Search code examples
pythonpython-3.xscikit-learncountvectorizer

How to get column sum in the matrix returned by sklearn count vectorizer?


How to get the sum of any given column in the term frequency matrix returned by sklearn CountVectorizer?

import pandas as pd
from sklearn.feature_extraction.text import CountVectorizer
vectorizer = CountVectorizer()

corpus = [ 'This is a sentence',
           'Another sentence is here',
           'Wait for another sentence',
           'The sentence is coming',
           'The sentence has come'
         ]

x = vectorizer.fit_transform(corpus)

For example I want to find out the frequency of sentence in the matrix. So I want the sum of the sentence column.
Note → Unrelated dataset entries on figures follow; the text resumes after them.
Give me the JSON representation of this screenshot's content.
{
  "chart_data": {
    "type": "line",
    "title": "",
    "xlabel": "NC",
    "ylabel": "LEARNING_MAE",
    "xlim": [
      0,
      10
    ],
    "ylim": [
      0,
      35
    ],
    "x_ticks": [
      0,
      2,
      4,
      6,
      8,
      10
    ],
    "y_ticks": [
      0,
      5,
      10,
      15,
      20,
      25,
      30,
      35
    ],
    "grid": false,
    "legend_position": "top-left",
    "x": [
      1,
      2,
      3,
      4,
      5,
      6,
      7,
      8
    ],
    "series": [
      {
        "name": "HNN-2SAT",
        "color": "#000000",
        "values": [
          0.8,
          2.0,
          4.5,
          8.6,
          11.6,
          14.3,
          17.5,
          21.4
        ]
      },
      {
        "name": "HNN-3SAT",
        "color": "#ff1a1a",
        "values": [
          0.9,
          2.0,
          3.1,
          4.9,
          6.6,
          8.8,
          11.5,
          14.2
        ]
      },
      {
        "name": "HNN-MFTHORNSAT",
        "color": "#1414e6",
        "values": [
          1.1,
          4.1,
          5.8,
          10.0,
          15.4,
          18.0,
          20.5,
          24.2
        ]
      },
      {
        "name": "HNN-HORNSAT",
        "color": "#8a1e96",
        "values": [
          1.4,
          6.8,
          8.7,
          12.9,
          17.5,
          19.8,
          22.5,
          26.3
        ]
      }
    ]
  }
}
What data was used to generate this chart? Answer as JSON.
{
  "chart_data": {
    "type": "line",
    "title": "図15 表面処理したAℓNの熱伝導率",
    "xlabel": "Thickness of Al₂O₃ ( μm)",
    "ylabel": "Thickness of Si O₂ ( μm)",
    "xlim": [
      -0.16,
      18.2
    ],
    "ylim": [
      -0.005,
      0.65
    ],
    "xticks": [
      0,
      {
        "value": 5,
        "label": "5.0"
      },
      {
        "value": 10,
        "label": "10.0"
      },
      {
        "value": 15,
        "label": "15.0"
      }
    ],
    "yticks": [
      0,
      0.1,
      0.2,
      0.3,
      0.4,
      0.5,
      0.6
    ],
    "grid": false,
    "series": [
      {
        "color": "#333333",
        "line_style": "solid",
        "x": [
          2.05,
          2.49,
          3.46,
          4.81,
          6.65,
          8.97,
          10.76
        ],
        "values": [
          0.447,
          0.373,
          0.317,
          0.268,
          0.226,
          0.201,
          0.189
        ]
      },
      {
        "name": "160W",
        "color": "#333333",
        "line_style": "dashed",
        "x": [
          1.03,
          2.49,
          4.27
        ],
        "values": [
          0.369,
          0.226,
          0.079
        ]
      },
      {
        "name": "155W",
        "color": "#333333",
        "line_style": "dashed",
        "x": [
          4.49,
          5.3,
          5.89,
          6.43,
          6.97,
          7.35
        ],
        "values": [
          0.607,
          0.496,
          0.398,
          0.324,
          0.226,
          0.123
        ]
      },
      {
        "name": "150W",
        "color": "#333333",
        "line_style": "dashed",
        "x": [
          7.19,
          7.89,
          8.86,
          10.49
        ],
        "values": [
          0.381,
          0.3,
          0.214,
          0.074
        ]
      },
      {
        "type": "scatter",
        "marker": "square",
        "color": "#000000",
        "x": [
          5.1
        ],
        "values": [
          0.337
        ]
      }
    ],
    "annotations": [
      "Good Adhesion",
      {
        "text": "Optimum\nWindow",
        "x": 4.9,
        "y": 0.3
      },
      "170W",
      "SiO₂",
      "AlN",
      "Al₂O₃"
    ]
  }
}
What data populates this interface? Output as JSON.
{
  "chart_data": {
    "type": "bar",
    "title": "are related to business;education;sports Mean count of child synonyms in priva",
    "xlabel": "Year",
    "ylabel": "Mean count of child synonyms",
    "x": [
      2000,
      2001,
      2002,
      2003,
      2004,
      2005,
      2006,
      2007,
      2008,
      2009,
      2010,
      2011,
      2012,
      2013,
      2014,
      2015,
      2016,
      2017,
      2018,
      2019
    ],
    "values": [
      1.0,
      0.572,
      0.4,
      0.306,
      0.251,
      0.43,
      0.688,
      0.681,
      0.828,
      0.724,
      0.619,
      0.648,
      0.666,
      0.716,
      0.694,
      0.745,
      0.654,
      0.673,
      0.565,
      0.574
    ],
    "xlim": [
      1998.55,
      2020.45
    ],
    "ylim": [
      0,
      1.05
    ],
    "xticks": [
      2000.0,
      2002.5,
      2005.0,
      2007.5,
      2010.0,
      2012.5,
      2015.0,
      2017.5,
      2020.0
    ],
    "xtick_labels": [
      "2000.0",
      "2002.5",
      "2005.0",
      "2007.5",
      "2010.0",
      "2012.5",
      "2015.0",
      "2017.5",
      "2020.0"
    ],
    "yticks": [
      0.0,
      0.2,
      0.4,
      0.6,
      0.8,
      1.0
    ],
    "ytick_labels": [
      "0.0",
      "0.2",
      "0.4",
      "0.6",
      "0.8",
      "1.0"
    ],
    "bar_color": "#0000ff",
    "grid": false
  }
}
I couldn't figure out a way to do this:

  • For example I tried x['sentence'].sum() but that didn't help
  • I also tried converting this to a pandas dataframe and computing the sum, but I shouldn't need to convert this matrix to a dataframe.

Solution

  • You can try the following:

    1. Get the position of your term in the feature_names() list from CountVectorizer.
    2. Use the position to sum all that column in the CSR matrix (x, in your case).

    Code:

    import numpy as np
    
    term_to_sum = 'sentence'    
    index_term = vectorizer.get_feature_names().index(term_to_sum)
    
    s = np.sum(x[:, index_term])  # here you get the sum